W minionym roku na wyjazdach wyszło nam około 110 dni.
Mieliśmy okazję włóczyć się po Polsce, Czechach i Bułgarii. Przy pewnej dozie chęci można do wyjazdów zagranicznych zaliczyć również półtorej godziny po niemieckiej stronie - przy okazji spacerów po Kostrzynie i biwak na Słowacji 10 metrów od granicy (do kibla już chodzilismy w polskie krzaki) ;)
Wędrowaliśmy po Beskidzie Sądeckim i Niskim, Górach Wałbrzyskich, czeskich Rychlebskich, Łużyckich, Brdach i Roverkach, w Bułgarii bywaliśmy w kawałku Rodopów.
Całkiem sporo (jak na nas) połaziliśmy po sztolniach. Odwiedzaliśmy tunele gdzie szukali uranu koło Kowar i kopalnie łupka koło czeskiego Budišova.
Majowa wędrówka wzdłuż granic wiodła przez Mazury. Szliśmy z Giżycka do Korszy.

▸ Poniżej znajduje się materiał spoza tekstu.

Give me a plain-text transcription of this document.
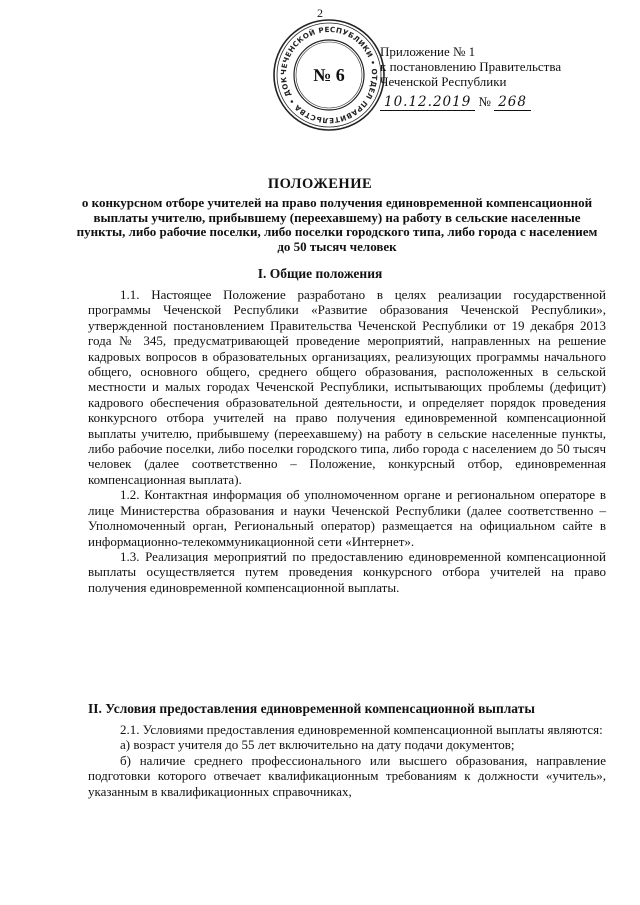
2
ЧЕЧЕНСКОЙ РЕСПУБЛИКИ • ОТДЕЛ ПРАВИТЕЛЬСТВА • ДОК	№ 6
Приложение № 1
к постановлению Правительства
Чеченской Республики
10.12.2019 № 268
ПОЛОЖЕНИЕ
о конкурсном отборе учителей на право получения единовременной компенсационной выплаты учителю, прибывшему (переехавшему) на работу в сельские населенные пункты, либо рабочие поселки, либо поселки городского типа, либо города с населением до 50 тысяч человек
I. Общие положения

1.1. Настоящее Положение разработано в целях реализации государственной программы Чеченской Республики «Развитие образования Чеченской Республики», утвержденной постановлением Правительства Чеченской Республики от 19 декабря 2013 года № 345, предусматривающей проведение мероприятий, направленных на решение кадровых вопросов в образовательных организациях, реализующих программы начального общего, основного общего, среднего общего образования, расположенных в сельской местности и малых городах Чеченской Республики, испытывающих проблемы (дефицит) кадрового обеспечения образовательной деятельности, и определяет порядок проведения конкурсного отбора учителей на право получения единовременной компенсационной выплаты учителю, прибывшему (переехавшему) на работу в сельские населенные пункты, либо рабочие поселки, либо поселки городского типа, либо города с населением до 50 тысяч человек (далее соответственно – Положение, конкурсный отбор, единовременная компенсационная выплата).

1.2. Контактная информация об уполномоченном органе и региональном операторе в лице Министерства образования и науки Чеченской Республики (далее соответственно – Уполномоченный орган, Региональный оператор) размещается на официальном сайте в информационно-телекоммуникационной сети «Интернет».

1.3. Реализация мероприятий по предоставлению единовременной компенсационной выплаты осуществляется путем проведения конкурсного отбора учителей на право получения единовременной компенсационной выплаты.

II. Условия предоставления единовременной компенсационной выплаты

2.1. Условиями предоставления единовременной компенсационной выплаты являются:

а) возраст учителя до 55 лет включительно на дату подачи документов;

б) наличие среднего профессионального или высшего образования, направление подготовки которого отвечает квалификационным требованиям к должности «учитель», указанным в квалификационных справочниках,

Pojeździliśmy trochę rowerami. Głównie były to jednodniowe wycieczki nad pobliskie zbiorniki wodne (do Jelcza, Siechnic, Kantorowic, Sielskiej Wody czy Oleśnicy Małej)
Płyneliśmy kajakiem po rzece Widawa. To już nasz 4 spływ kajakowy, po Wkrze, Małej Panwi i Oławce (w poprzednich latach).
W tym roku pierwszy raz zapoznaliśmy się też z innym pływadłem - zwanym deska SUP i na takowych pływaliśmy po jeziorze w Jelczu i Osieku Grodkowskim.
W ramach zimowych wycieczek po "zadymionych miasteczkach" byliśmy w Nowej Soli i Kostrzynie. W podobnym stylu łaziliśmy też po kawałku Jeleniej Góry, Tarnowa i Sofii (acz to już niekoniecznie zimą)
Udało się wreszcie odwiedzić wieże ciśnień i wapienniki, które od ponad 20 lat oglądaliśmy z okien pociągów i jakoś nigdy nie było okazji wysiąść i pozwiedzać.
Jak zwykle sporo czasu spędziliśmy nad Odrą, starorzeczami i w różnistych zaułkach najbardziej klimatycznego miasta w Polsce jakim jest Bytom.
Kabak po raz pierwszy leciał samolotem.
Udało się wrócić do fajnego, a porzuconego wiele lat temu zwyczaju - wzajemnego wysyłania sobie ze znajomymi pocztówek z wyjazdów.
Tego roku nasze plecaki zostały dodatkowo dociążone - zaczęliśmy nosić kamienie ;) Te z gatunku kamieni wędrujących. Zbieralismy je już od jakiegoś czasu, ale teraz zaczęłyśmy z kabakiem malować też własne - w dużych ilościach.